Not only the incoming air benefits from the heat exchanging system at the farm.
A second destination for the energy absorbed in the Clephas-Jacobs farm is a heating system in the farrowing house. Submerged into the solid floor of the farrowing house are tubes to heat the piglet nest – as piglets benefit from a bit of extra warmth. This system is driven by a central heat pump, which warms the water until it is about 45 or 50°C. Supplying the already pre-heated water to the heat pump saves a substantial amount of money, explains Vleugels.
The piglets at the farm do benefit from these warm piglet nests longer than only the farrowing period. After weaning, owner and pork producer, Hans Jacobs simply removes the sows and the crates.

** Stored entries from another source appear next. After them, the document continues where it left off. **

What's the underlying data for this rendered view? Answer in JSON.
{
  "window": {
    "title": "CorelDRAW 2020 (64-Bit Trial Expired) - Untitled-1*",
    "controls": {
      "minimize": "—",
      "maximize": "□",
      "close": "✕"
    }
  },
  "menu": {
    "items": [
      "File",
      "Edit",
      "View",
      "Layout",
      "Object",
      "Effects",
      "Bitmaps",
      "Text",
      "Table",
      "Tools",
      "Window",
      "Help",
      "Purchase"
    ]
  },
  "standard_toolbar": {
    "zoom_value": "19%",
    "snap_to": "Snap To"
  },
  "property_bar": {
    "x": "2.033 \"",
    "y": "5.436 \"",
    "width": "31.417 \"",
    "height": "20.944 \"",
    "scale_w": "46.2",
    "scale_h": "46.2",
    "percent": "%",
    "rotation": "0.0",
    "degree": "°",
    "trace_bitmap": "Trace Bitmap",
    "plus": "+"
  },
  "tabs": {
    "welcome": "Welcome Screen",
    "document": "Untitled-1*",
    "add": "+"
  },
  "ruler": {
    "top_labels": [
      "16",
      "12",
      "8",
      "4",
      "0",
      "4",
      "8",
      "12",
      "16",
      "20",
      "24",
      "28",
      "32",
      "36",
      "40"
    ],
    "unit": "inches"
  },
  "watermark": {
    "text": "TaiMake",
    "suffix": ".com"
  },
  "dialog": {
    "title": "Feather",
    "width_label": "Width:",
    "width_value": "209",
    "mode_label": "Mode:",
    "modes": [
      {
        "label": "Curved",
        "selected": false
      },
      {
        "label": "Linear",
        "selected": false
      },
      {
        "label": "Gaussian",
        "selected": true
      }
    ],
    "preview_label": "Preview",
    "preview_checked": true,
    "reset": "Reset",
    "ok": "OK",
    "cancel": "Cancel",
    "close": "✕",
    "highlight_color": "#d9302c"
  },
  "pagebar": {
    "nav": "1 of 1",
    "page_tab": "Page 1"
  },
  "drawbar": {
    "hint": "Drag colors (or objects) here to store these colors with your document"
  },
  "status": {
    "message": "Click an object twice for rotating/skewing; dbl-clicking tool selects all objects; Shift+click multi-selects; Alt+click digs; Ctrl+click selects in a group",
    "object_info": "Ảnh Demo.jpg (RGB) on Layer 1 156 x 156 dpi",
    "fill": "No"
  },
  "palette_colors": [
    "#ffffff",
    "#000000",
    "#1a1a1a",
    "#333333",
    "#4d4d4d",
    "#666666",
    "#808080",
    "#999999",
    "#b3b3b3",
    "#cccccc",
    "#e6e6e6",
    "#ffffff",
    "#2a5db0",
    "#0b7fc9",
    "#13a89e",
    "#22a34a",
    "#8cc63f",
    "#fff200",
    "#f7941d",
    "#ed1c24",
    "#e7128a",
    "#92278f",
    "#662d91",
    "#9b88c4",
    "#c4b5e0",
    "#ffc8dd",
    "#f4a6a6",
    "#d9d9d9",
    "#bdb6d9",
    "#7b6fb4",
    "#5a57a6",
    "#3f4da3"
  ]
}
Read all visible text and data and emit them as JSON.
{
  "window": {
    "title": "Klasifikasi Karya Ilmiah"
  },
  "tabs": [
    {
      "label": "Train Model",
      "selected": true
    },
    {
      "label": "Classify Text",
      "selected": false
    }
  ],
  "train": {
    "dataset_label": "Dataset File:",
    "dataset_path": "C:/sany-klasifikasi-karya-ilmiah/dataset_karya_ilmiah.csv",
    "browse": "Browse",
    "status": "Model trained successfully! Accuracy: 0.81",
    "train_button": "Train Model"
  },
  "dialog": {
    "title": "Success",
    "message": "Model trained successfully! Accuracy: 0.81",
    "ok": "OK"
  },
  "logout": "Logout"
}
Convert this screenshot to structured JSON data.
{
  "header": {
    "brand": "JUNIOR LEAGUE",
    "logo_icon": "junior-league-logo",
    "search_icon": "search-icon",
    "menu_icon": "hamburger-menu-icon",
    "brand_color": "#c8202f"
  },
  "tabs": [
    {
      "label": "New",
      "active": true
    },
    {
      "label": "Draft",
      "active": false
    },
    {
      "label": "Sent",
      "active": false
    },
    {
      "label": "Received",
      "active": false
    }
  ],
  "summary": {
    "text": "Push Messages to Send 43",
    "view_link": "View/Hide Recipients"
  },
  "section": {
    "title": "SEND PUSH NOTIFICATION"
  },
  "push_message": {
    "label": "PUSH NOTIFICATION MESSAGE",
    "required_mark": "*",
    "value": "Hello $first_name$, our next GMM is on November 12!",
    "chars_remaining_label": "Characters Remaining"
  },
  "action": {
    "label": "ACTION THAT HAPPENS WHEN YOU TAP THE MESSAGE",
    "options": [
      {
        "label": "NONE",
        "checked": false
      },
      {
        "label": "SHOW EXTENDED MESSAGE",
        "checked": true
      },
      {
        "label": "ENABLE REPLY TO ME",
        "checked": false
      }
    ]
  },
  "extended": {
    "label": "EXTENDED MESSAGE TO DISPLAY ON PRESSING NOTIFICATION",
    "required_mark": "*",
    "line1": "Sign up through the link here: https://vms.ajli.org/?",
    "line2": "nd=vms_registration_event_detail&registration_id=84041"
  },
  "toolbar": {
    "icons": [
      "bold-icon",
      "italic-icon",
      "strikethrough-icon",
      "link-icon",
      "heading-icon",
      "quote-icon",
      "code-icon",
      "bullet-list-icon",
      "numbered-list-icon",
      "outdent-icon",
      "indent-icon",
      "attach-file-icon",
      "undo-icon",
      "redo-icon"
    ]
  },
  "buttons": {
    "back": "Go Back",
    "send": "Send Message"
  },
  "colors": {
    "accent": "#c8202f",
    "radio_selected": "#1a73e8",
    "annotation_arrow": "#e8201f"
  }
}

Kleuskens states that the Triple EEE Concept can save up to 80% of total energy costs for pig houses. Jacobs can only say that the initial months have rendered him more than happy.
He had the total system applied in September 2012. After the first eight months of the system being in operation, his total energy costs for this barn were €124, while last year’s winter has been unusually long in most parts of Western Europe. Not a bad score, considering that an average household pays €100 per month.
Ron Kleuskens, Inno+: “The pigs do very well if only temperatures are constant.”
Clephas-Jacobs farm, the Netherlands
Farm type: Multi-site farrow-to-finish farm + 50 ha regular crop cultivation, including iceberg lettuce.
Total number of sows: 670.
Total finisher pig capacity: 2,800.
Piglet transfer at: 23 kg.
Breed: Topigs 40 x Pietrain.
Remarkable: Triple EEE concept is applied in one sow house, added in 2012 to the breeding location. This house has 352 combined farrowing and nursery places, in 11 compartments. The piglets stay here until 23 kg.